Question

In the figure, pulley is light and smooth. Thread is massless. On applying force F, KE increases by 20 J in 1 s.

A. tension in the string is Mg
B. the tension in the string is F
C. work done by the tension in 1 s is 20 J.
D. the work done by the force of gravity is 20 J in 1 s.

Answer 1

Hint: Tension is produced in a string when a force is applied on it. We can calculate the work done by tension in the string and the force of gravity is making use of the work-energy theorem which states that work done by a system is equal to the change in its kinetic energy.

Formula used:
The work energy theorem for a mechanical system is given as
$\dfrac{1}{2}m\left( {{v^2} - {u^2}} \right) = W$

Complete answer:
We are given a pulley system where a mass m is suspended from one side while a force F is applied from the other side. As a result of the force applied on the other side of the pulley, a tension is produced in the string which helps in pulling up the load from the other end.
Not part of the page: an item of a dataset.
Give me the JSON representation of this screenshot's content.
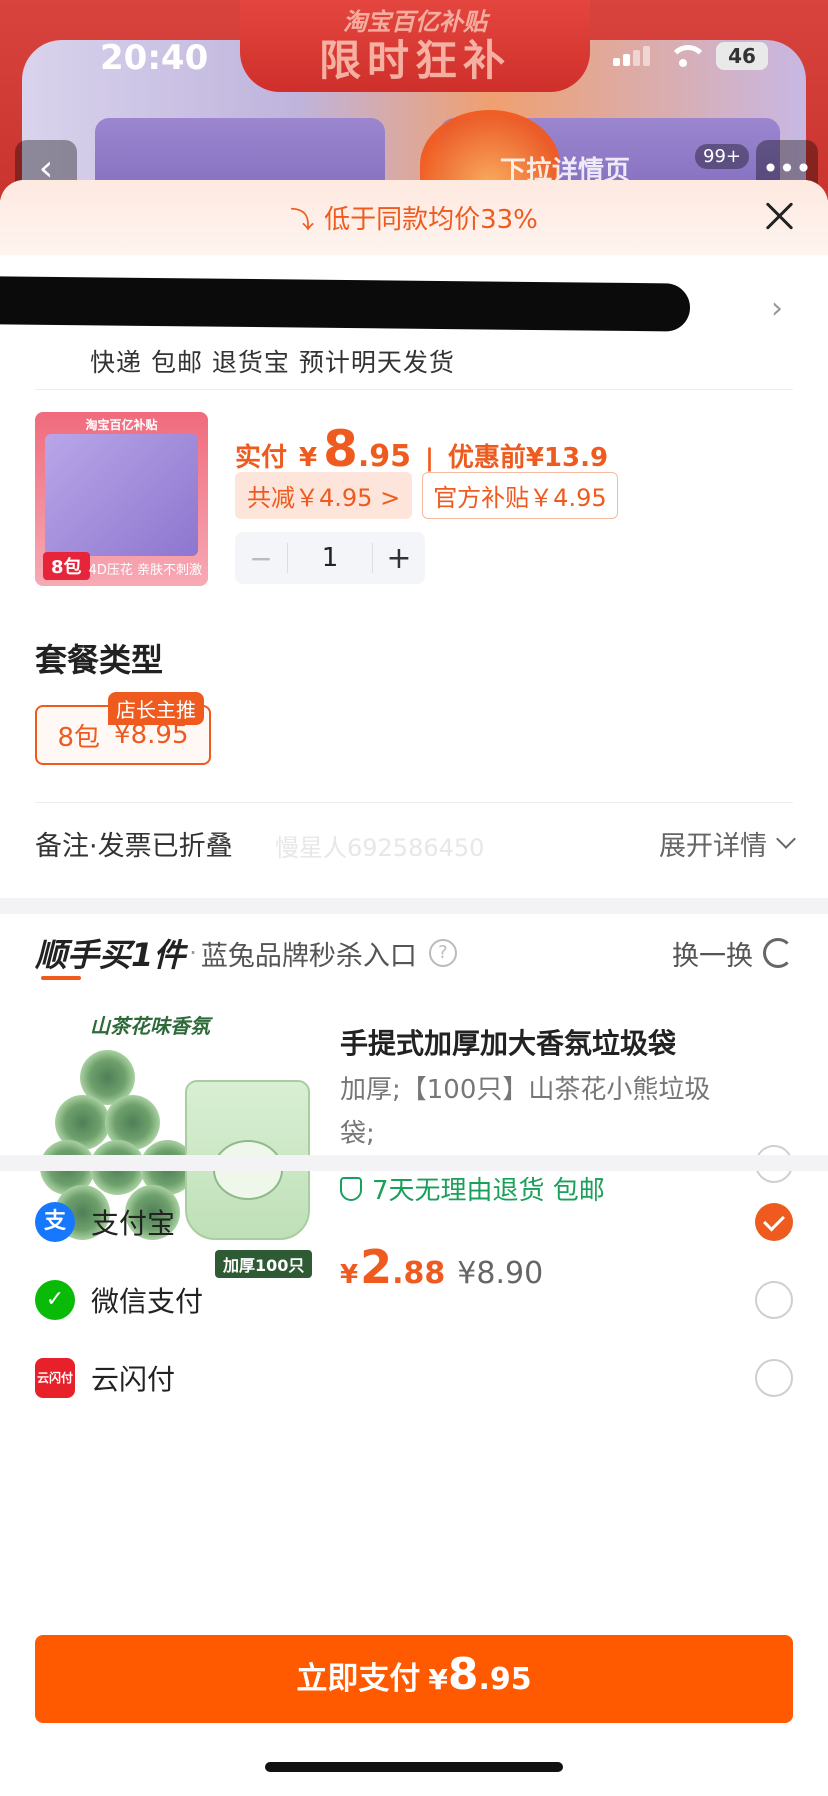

Therefore, the tension in the string is equal to the force F applied on the other end of the string.
Next, let us draw the free body diagram showing the direction of the tension acting on the string.
We can see in the diagram that there is tension T and acceleration acting in upward direction and force due to weight of block acting in downward direction. Based on this we can write the following expression.
$T - Mg = Ma$ …(i)

Next, let us apply the work energy theorem on the motion of the pulley. Let the initial velocity of the block be zero. We are given that on applying force F, KE increases by 20 J in 1 s. This means total work done by the system is 20 J in 1 s.
Then we can write
$
  \dfrac{1}{2}M\left( {{v^2} - 0} \right) = 20 \\
   \Rightarrow v = \sqrt {\dfrac{{40}}{M}} \\
 $
Here in the first line, the left side represents the change in kinetic energy of the system while the right hand side is the work done.

As we know that $v = u + at$, inserting known values, we get

$
  \sqrt {\dfrac{{40}}{M}} = 0 + a\left( 1 \right) \\
   \Rightarrow a = \sqrt {\dfrac{{40}}{M}} \\
  T - Mg = M \times \sqrt {\dfrac{{40}}{M}} = \sqrt {40M} \\
   \Rightarrow T > Mg \\
 $

Now the sum of work done by tension and gravity is 20 J.
${W_T} + {W_{Mg}} = 20J$
Work done by Mg is negative because the object is going upwards. This implies that in order to keep the above expression true, the work done by tension must be positive and greater than 20J.

So, the correct answer is “Option B”.

Note:
1. The prime advantage of pulley is that by using this system, we can change the direction in which the force needs to be applied in order to lift a load from the other end of the string.
2. In gravity, if an object moves upwards then work done is negative while if it moves downwards then work done is positive.